Participants also offered guidance on priority value chains and locations for the initiative. The proposed value chains of cattle, chickens, small ruminants, and pigs were strongly supported with participants noting they are key in the provision of animal source foods and to improve smallholder farmer livelihoods. Bees and rabbits were also recommended as possible value chains that could be included given that they serve as supplementary sources of food and income for households. For choice of locations, participants emphasized the importance of covering the North-Eastern region for cattle among the Karamoja and Teso in addition to the Central and South-Western cattle corridors. The Eastern region for local poultry, piggery in Buganda and Busoga while bees could be considered in the Northern region and rabbits in the peri-urban areas.



Finally, the session ended with a set of ‘advice’ to the team from participants highlighting the need to align the proposal to established government policies and initiatives, provision of pen-side diagnostic kits for key livestock diseases to promote evidence-based diagnosis of diseases, research and innovations that deter livestock theft, strengthening key stakeholder relationships within value chains, increased awareness creation on the importance of animal-source foods and benchmarking regional initiatives to inform local interventions on standards that can unlock regional markets.

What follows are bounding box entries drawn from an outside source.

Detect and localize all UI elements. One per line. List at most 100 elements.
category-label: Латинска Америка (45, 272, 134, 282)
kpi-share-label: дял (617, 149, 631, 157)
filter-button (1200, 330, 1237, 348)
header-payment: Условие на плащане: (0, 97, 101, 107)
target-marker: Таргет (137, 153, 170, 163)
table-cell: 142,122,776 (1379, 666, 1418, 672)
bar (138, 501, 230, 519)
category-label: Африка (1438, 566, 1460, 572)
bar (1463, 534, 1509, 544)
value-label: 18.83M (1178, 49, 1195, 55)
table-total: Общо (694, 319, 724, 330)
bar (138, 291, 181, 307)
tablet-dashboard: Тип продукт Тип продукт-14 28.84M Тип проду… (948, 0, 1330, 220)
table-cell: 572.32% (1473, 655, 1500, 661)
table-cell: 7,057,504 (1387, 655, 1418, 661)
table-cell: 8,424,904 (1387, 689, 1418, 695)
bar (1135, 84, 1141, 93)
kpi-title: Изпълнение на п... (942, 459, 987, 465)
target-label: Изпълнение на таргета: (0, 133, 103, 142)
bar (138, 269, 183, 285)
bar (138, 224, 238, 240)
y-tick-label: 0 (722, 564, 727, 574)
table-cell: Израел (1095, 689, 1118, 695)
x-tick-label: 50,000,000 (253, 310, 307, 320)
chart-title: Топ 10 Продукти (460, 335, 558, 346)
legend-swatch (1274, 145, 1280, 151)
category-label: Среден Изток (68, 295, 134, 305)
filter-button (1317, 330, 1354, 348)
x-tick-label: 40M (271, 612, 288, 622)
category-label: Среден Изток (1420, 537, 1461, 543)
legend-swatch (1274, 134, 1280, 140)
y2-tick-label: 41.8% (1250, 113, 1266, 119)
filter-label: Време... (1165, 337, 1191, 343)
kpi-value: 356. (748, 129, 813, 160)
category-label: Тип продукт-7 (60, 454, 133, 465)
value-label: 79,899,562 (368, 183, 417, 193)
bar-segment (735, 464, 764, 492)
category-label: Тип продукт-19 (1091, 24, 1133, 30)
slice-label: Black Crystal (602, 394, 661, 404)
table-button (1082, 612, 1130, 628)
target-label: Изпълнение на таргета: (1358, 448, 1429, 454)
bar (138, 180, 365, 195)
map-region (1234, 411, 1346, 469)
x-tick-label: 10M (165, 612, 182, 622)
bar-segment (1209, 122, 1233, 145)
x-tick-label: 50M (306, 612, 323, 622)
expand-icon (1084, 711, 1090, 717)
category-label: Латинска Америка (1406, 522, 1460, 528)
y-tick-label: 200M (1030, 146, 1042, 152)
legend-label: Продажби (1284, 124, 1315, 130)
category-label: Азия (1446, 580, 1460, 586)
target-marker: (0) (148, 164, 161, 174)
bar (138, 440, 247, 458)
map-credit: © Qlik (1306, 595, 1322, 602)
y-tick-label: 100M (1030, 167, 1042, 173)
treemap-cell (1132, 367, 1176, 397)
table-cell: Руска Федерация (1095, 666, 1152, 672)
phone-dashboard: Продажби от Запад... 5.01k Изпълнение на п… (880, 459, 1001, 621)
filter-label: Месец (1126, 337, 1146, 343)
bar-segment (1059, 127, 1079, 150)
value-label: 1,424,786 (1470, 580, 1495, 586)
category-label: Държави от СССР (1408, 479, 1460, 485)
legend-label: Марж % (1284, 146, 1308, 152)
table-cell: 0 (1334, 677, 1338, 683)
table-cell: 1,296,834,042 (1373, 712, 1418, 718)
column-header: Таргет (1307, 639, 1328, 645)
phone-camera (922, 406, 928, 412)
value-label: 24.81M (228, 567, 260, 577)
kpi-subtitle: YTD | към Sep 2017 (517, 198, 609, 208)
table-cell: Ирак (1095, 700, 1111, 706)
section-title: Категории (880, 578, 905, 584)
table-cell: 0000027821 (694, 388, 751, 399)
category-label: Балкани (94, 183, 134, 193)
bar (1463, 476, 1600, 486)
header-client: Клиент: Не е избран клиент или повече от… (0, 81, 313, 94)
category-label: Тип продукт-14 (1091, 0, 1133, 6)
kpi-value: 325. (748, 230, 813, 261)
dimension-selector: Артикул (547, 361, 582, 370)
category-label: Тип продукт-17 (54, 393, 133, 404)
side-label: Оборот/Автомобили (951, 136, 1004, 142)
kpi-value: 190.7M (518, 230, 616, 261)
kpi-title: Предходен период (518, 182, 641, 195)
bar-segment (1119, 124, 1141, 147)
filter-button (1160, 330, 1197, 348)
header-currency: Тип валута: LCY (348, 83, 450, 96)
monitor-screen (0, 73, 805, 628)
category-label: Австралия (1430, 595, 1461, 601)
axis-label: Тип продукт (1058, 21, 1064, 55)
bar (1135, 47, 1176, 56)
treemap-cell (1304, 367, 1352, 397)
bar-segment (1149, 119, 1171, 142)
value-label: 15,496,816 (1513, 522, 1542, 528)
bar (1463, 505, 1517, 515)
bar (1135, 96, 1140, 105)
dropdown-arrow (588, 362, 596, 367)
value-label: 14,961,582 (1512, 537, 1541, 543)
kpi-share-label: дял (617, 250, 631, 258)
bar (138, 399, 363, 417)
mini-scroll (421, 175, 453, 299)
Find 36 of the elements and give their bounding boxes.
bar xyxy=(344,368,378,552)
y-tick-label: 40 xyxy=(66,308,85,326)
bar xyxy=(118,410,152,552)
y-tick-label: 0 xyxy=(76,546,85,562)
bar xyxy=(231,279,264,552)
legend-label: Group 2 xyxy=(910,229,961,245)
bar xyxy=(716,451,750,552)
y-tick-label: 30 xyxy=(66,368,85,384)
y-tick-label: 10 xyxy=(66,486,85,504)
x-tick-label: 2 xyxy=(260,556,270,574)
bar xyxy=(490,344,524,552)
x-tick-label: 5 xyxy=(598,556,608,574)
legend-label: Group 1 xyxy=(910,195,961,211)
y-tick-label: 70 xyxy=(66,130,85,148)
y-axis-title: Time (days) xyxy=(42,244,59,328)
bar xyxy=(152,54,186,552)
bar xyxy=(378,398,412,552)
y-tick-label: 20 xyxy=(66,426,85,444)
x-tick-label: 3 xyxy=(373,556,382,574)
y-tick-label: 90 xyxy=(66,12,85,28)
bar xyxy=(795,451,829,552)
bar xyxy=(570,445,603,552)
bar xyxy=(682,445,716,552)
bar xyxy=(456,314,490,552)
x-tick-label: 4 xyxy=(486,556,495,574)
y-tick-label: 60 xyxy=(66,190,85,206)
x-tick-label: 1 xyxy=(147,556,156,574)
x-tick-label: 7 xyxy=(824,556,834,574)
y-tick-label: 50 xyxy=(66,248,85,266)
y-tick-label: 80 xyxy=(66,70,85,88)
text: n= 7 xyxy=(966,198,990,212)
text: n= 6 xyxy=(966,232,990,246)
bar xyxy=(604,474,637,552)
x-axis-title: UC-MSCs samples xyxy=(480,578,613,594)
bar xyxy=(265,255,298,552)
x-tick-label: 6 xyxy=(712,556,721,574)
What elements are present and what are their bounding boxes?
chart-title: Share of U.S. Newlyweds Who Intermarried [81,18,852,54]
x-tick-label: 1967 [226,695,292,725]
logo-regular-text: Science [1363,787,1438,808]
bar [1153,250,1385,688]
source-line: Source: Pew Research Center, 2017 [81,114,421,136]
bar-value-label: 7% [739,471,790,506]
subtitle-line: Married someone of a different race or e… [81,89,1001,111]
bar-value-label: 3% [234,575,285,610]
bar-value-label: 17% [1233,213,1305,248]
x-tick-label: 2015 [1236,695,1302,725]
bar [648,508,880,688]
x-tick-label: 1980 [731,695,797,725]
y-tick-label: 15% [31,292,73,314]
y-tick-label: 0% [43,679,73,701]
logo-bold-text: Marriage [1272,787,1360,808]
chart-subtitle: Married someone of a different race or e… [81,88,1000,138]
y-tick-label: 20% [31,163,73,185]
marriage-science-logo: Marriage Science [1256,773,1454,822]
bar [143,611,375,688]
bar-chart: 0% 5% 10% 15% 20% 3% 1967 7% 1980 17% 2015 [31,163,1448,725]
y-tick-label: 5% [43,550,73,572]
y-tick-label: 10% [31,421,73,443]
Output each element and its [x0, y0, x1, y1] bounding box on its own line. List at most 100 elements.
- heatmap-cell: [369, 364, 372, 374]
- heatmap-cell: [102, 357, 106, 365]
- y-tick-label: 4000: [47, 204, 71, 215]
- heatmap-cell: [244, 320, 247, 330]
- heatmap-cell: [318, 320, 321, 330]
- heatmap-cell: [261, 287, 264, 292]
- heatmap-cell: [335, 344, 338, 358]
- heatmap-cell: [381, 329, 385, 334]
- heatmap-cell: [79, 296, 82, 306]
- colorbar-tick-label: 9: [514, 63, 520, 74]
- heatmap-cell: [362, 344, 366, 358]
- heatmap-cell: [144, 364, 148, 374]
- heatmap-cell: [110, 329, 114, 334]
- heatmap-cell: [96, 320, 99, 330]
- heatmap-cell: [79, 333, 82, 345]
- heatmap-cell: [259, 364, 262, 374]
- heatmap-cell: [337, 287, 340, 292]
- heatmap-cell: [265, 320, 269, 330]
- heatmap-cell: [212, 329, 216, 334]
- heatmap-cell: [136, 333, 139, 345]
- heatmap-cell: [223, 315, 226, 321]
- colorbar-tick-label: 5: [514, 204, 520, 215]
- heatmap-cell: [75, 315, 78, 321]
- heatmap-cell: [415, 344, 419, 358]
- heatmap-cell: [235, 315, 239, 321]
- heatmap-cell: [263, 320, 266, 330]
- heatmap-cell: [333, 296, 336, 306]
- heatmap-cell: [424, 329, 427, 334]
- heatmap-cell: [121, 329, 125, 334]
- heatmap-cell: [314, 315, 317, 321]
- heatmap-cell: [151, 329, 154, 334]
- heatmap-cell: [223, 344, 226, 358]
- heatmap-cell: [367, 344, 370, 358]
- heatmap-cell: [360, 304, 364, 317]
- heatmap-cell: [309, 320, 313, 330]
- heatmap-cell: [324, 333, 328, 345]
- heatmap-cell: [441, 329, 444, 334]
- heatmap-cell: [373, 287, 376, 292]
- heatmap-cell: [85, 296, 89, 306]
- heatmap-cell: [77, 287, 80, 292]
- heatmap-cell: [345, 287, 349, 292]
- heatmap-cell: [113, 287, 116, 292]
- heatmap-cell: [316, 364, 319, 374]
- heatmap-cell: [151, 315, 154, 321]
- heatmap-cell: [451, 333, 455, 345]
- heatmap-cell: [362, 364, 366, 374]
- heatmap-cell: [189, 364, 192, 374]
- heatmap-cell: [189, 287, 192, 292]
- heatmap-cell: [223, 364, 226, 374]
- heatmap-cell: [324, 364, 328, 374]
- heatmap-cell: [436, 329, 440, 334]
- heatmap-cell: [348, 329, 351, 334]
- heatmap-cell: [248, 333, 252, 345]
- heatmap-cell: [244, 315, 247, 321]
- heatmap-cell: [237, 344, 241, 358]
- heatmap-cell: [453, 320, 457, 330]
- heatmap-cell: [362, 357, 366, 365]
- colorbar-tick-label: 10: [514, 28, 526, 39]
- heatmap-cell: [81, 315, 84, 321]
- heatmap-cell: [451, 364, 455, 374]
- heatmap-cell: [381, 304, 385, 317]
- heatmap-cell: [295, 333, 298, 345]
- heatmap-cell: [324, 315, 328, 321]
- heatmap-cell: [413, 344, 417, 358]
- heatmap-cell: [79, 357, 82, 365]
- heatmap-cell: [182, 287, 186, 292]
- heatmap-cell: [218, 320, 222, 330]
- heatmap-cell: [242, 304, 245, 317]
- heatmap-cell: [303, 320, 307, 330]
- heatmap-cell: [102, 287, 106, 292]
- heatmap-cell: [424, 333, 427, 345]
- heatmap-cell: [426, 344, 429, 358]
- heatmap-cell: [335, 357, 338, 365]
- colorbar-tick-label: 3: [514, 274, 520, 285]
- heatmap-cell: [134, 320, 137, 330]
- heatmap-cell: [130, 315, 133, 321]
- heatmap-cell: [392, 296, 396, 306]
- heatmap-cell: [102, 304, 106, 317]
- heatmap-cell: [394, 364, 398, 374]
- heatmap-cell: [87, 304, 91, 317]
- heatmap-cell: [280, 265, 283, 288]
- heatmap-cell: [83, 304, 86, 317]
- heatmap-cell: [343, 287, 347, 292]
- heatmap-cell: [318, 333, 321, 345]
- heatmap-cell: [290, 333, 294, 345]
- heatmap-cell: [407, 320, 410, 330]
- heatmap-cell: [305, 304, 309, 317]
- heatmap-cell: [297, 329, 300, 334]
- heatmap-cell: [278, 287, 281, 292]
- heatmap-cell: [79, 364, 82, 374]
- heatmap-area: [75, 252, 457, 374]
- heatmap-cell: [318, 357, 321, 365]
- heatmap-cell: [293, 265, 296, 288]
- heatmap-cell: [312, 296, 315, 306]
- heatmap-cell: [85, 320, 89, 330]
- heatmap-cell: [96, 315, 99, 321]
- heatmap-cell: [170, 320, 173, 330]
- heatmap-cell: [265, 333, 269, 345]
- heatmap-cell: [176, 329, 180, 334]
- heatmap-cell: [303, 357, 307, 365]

In her closing remarks, Dr Juliet Sentumbwe, acting Director of Animal Resources in the Ministry of Agriculture, Animal Industry and Fisheries said that the initiative is very relevant to national development plans, adding that the ministry is committed to support and also benefit from the capacities provided and evidence gathered for decision making. She added that it is important to align with government priorities such as value addition, feeds, genetics, and animal health to improve productivity, in addition to attempting diversification into piggery, poultry and rabbit value chains that support low-income earners.